La cobija no engrasa la máquina del consumismo. ¿La oxida? Creo que tampoco. Pero, quizá, reduzca su velocidad. La frazada, reitero, es también una bandera de huelga. ¡Basta! ¡No queremos sentirnos siempre acosados por el apuro! Cobija en mano, rompamos esa espiral de la productividad. La vida también es sobria, simple; retornemos a lo elemental, al cuerpo, a sus percepciones y a los sentidos; quitémonos los auriculares y la pantalla, escuchemos y veamos el silencio del bosque, a los pájaros, el oleaje del tráfico en la ciudad…

En sus primeros años de vida, mis hijos llevaban cobijitas personales. Sus “Dodo”, como las llamaba su mamá. Eran sus protectoras, sus capas de superhéroe. Se acoplaban a sus cuerpos. Las usaban hasta que se hacían transparentes, se llenaban de agujeros, desaparecían. Eran cobijas mágicas contra todos los monstruos de este mundo; contra la nictofobia, ese irracional miedo a la noche y la oscuridad. Eran una cosa sagrada. Pero la cultura de la eficiencia se las ha querido arrebatar.

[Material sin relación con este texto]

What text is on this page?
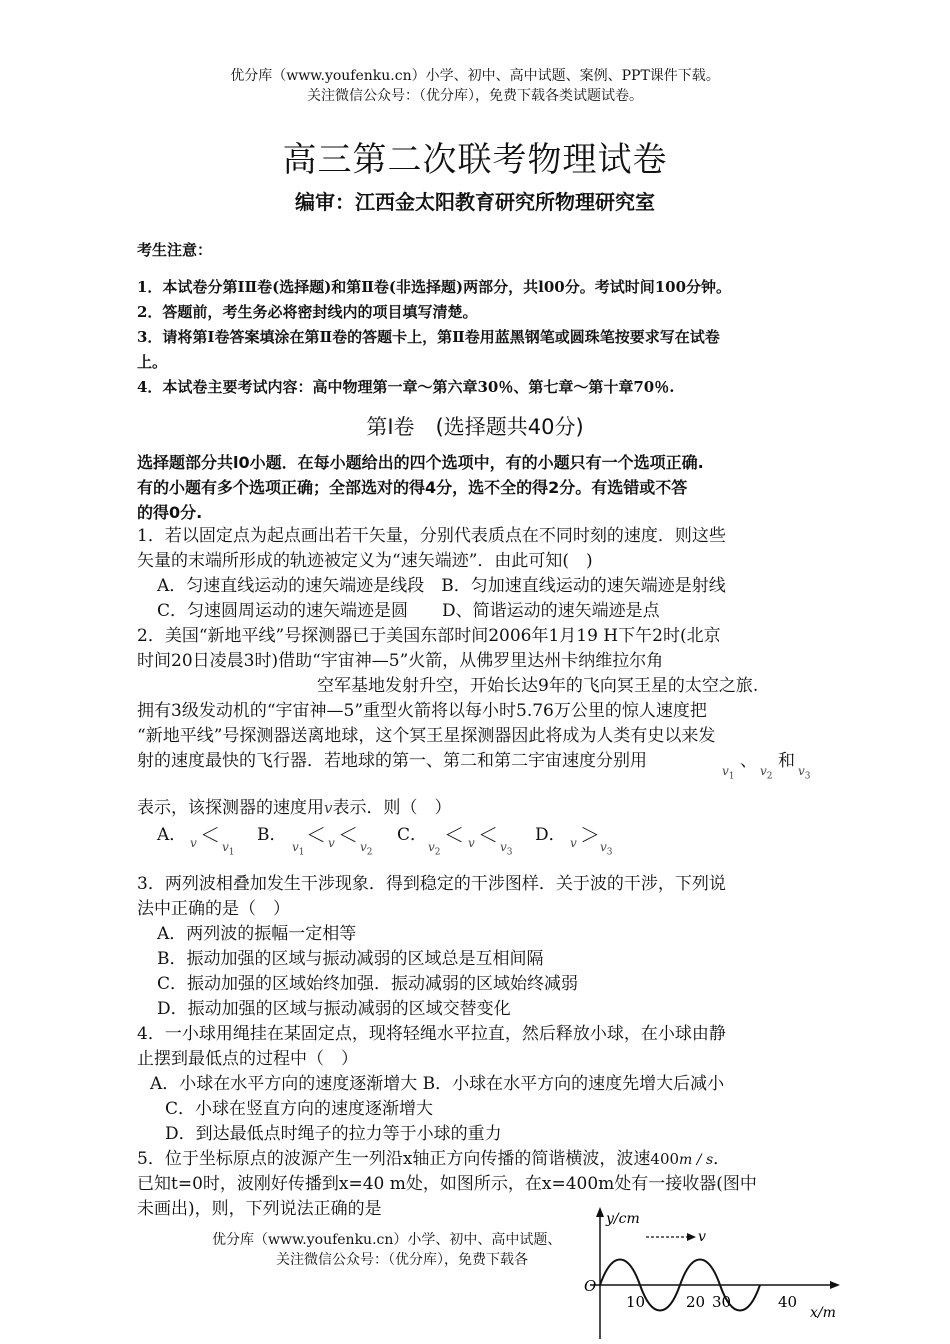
优分库（www.youfenku.cn）小学、初中、高中试题、案例、PPT课件下载。
关注微信公众号：（优分库），免费下载各类试题试卷。
高三第二次联考物理试卷
编审：江西金太阳教育研究所物理研究室
考生注意：
1．本试卷分第ⅠⅡ卷(选择题)和第Ⅱ卷(非选择题)两部分，共l00分。考试时间100分钟。
2．答题前，考生务必将密封线内的项目填写清楚。
3．请将第Ⅰ卷答案填涂在第Ⅱ卷的答题卡上，第Ⅱ卷用蓝黑钢笔或圆珠笔按要求写在试卷
上。
4．本试卷主要考试内容：高中物理第一章～第六章30％、第七章～第十章70％.
第Ⅰ卷　(选择题共40分)
选择题部分共l0小题．在每小题给出的四个选项中，有的小题只有一个选项正确.
有的小题有多个选项正确；全部选对的得4分，选不全的得2分。有选错或不答
的得0分.
1．若以固定点为起点画出若干矢量，分别代表质点在不同时刻的速度．则这些
矢量的末端所形成的轨迹被定义为“速矢端迹”．由此可知(　)
A．匀速直线运动的速矢端迹是线段　B．匀加速直线运动的速矢端迹是射线
C．匀速圆周运动的速矢端迹是圆　　D、简谐运动的速矢端迹是点
2．美国“新地平线”号探测器已于美国东部时间2006年1月19 H下午2时(北京
时间20日凌晨3时)借助“宇宙神—5”火箭，从佛罗里达州卡纳维拉尔角
空军基地发射升空，开始长达9年的飞向冥王星的太空之旅.
拥有3级发动机的“宇宙神—5”重型火箭将以每小时5.76万公里的惊人速度把
“新地平线”号探测器送离地球，这个冥王星探测器因此将成为人类有史以来发
射的速度最快的飞行器．若地球的第一、第二和第二宇宙速度分别用	$v_1$
、 $v_2$
和 $v_3$
表示，该探测器的速度用v表示．则（　）
A． $v < v_1$
B．
$v_1$
＜ $v < v_2$
C．
$v_2$
＜ $v < v_3$
D． $v > v_3$
3．两列波相叠加发生干涉现象．得到稳定的干涉图样．关于波的干涉，下列说
法中正确的是（　）
A．两列波的振幅一定相等
B．振动加强的区域与振动减弱的区域总是互相间隔
C．振动加强的区域始终加强．振动减弱的区域始终减弱
D．振动加强的区域与振动减弱的区域交替变化
4．一小球用绳挂在某固定点，现将轻绳水平拉直，然后释放小球，在小球由静
止摆到最低点的过程中（　）
A．小球在水平方向的速度逐渐增大 B．小球在水平方向的速度先增大后减小
C．小球在竖直方向的速度逐渐增大
D．到达最低点时绳子的拉力等于小球的重力
5．位于坐标原点的波源产生一列沿x轴正方向传播的简谐横波，波速400m / s．
已知t=0时，波刚好传播到x=40 m处，如图所示，在x=400m处有一接收器(图中
未画出)，则，下列说法正确的是
优分库（www.youfenku.cn）小学、初中、高中试题、
关注微信公众号：（优分库），免费下载各
y/cm
x/m
O
v
10	20 30	40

Ondeando la cobija, vayamos afuera pero a ningún sitio en concreto, sino a sentir el frescor después de una lluvia, el delicado rayo de un sol invernal, el amor; liberémonos por momentos de responsabilidades sociales, familiares, profesionales, amicales; y que las prisas no nos quiten el privilegio de cubrirnos con una suave y curtida frazada.